Attempted Ride to Prone - Pyay
taxi back to Rangoon - Yangon
The tour is nearly over. To get my last taste of adventure, I decide to escape down a logging road that snakes west. The map shows a faint line to the historic site of Prone - Pyay - and it'll obviously be a long hard ride, so after stocking up on water and snacks, I head for the hills before sunrise.
Heart | 1 | Comment | 0 | Link |
It's great at first - quiet, flat and smooth. A couple of hours later and the narrow lane starts rising, then the tarmac ends. Just like that. There's just dust, thick talcum powder stuff that's imposible to ride on.

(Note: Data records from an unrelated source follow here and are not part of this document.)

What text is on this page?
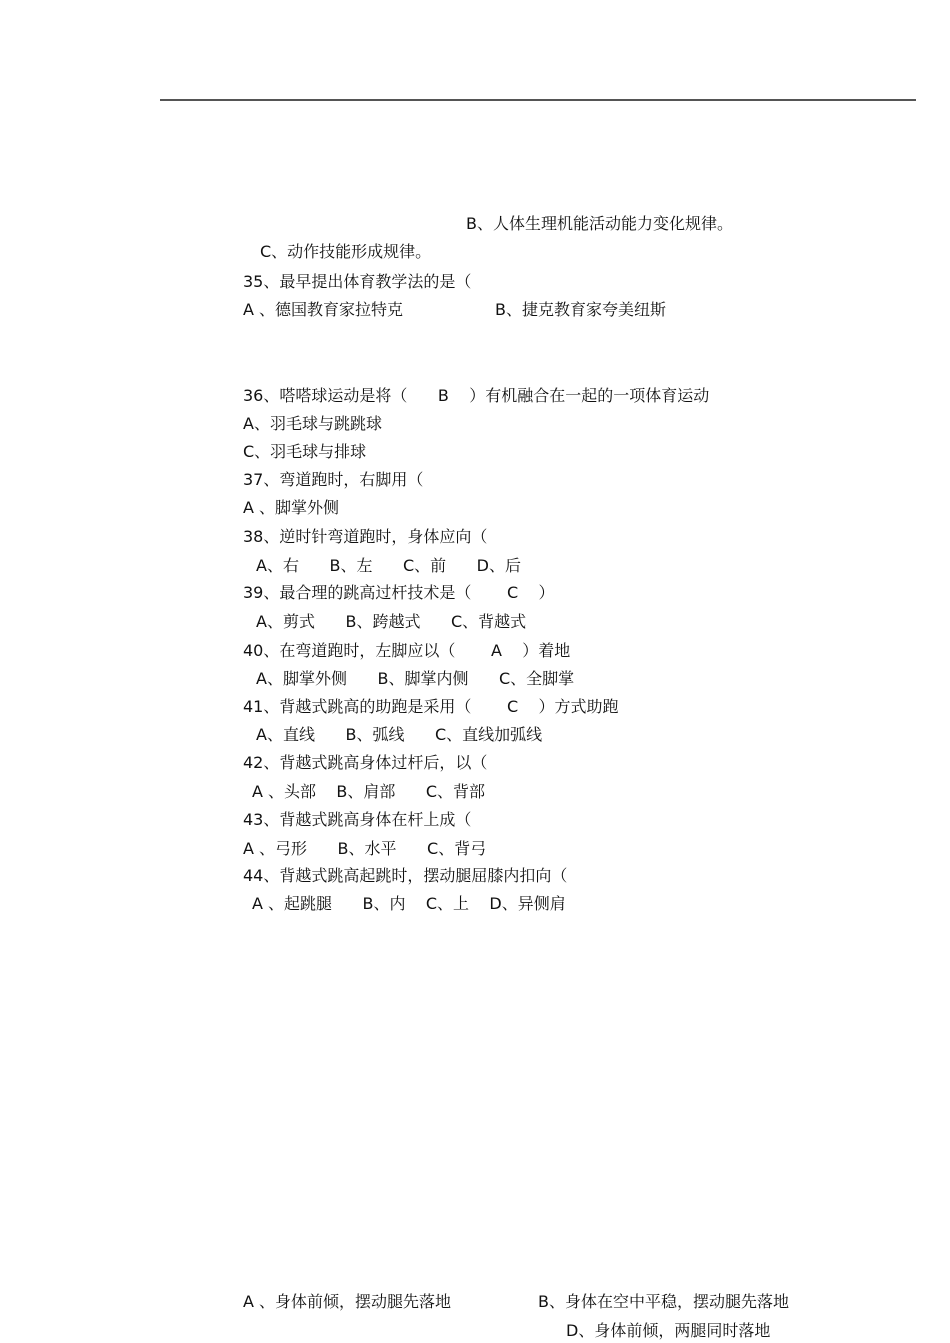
B、人体生理机能活动能力变化规律。
C、动作技能形成规律。
35、最早提出体育教学法的是（
A 、德国教育家拉特克	B、捷克教育家夸美纽斯
36、嗒嗒球运动是将（      B    ）有机融合在一起的一项体育运动
A、羽毛球与跳跳球
C、羽毛球与排球
37、弯道跑时，右脚用（
A 、脚掌外侧
38、逆时针弯道跑时，身体应向（
A、右      B、左      C、前      D、后
39、最合理的跳高过杆技术是（       C    ）
A、剪式      B、跨越式      C、背越式
40、在弯道跑时，左脚应以（       A    ）着地
A、脚掌外侧      B、脚掌内侧      C、全脚掌
41、背越式跳高的助跑是采用（       C    ）方式助跑
A、直线      B、弧线      C、直线加弧线
42、背越式跳高身体过杆后，以（
A 、头部    B、肩部      C、背部
43、背越式跳高身体在杆上成（
A 、弓形      B、水平      C、背弓
44、背越式跳高起跳时，摆动腿屈膝内扣向（
A 、起跳腿      B、内    C、上    D、异侧肩
A 、身体前倾，摆动腿先落地	B、身体在空中平稳，摆动腿先落地
D、身体前倾，两腿同时落地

The trail winds and twists and goes up and down. I walk, trying to ride where I can, but my gears are clogged with pale dust. Only 4x4s and logging trucks could make this trip and I see none of the former and just a couple of the latter during the whole morning. By then my water has gone and things have become disorienting, having seen no signs of life or habitation.
What's that I can hear? A logging wagon is coming, its engine revving like crazy to make it through the fine dust. When it appears I wave it down and ask for a lift; my bike sits on its flat bed while I hang on tight to the cab's roof, dust kicked up behind obliterating the views as the vehicle careers along the tight, undulating trail.
The driver eventually pulls up at a ramshackle compound consisting of a few grass huts, where I'm told that the rest of the route is even worse. Difficult to comprehend, but I believe it. To cap it off they say this point is only about a third of the way to Prone.
Enough adventure. I throw the towel in and a couple of hours later my bike gets tied to a truck loaded with huge tree trunks twice the size of my wheel that's thankfully heading back to the main road. It's dusk by the time we set off and when we finally roll to a halt on the potholed tarmac in darkness, I hand a ten-dollar bill to the stoic driver, who patently can't believe his luck. The whole trip was worth it just to see his face.
In the morning there's a guy in a black jacket at reception asking me how I got on. He seems like a government agent; he says he's a tour guide. Right. He hears me say I had to abandon the 'ride' and tells me a British cyclist did manage to get right across to Prone once, but that it took him a few days. I can well believe it.
The next day I decide to get a taxi all the way south to Rangoon, back to the guesthouse where I stayed when I first arrived, as it's a route already cycled and one which didn't give me much of a buzz: too flat.
My last day is spent hunting around for some silk cloth and when an elderly guy approaches me and offers to be a guide, I give him five bucks and tell him to lead the way. I get the cloth and then head to the market area where there are women with sewing machines, who make a pair of pyjamas for my wife within a couple of hours.
As I ride around taking a few last photos of the city's colonial architecture, another man stops me for a chat, but becomes anxious and bids me leave when he sees some officials nearby; there are informants and agents everywhere and during my near-month tour, people have complained about corruption, nepotism and mismanagement.
I'm sure that when the military junta has been kicked out and democracy has returned, it'll be possible to tour the rest of Burma, the vast area that's currently out of bounds to foreigners. Places the government is doing god knows what. I'd love to see it.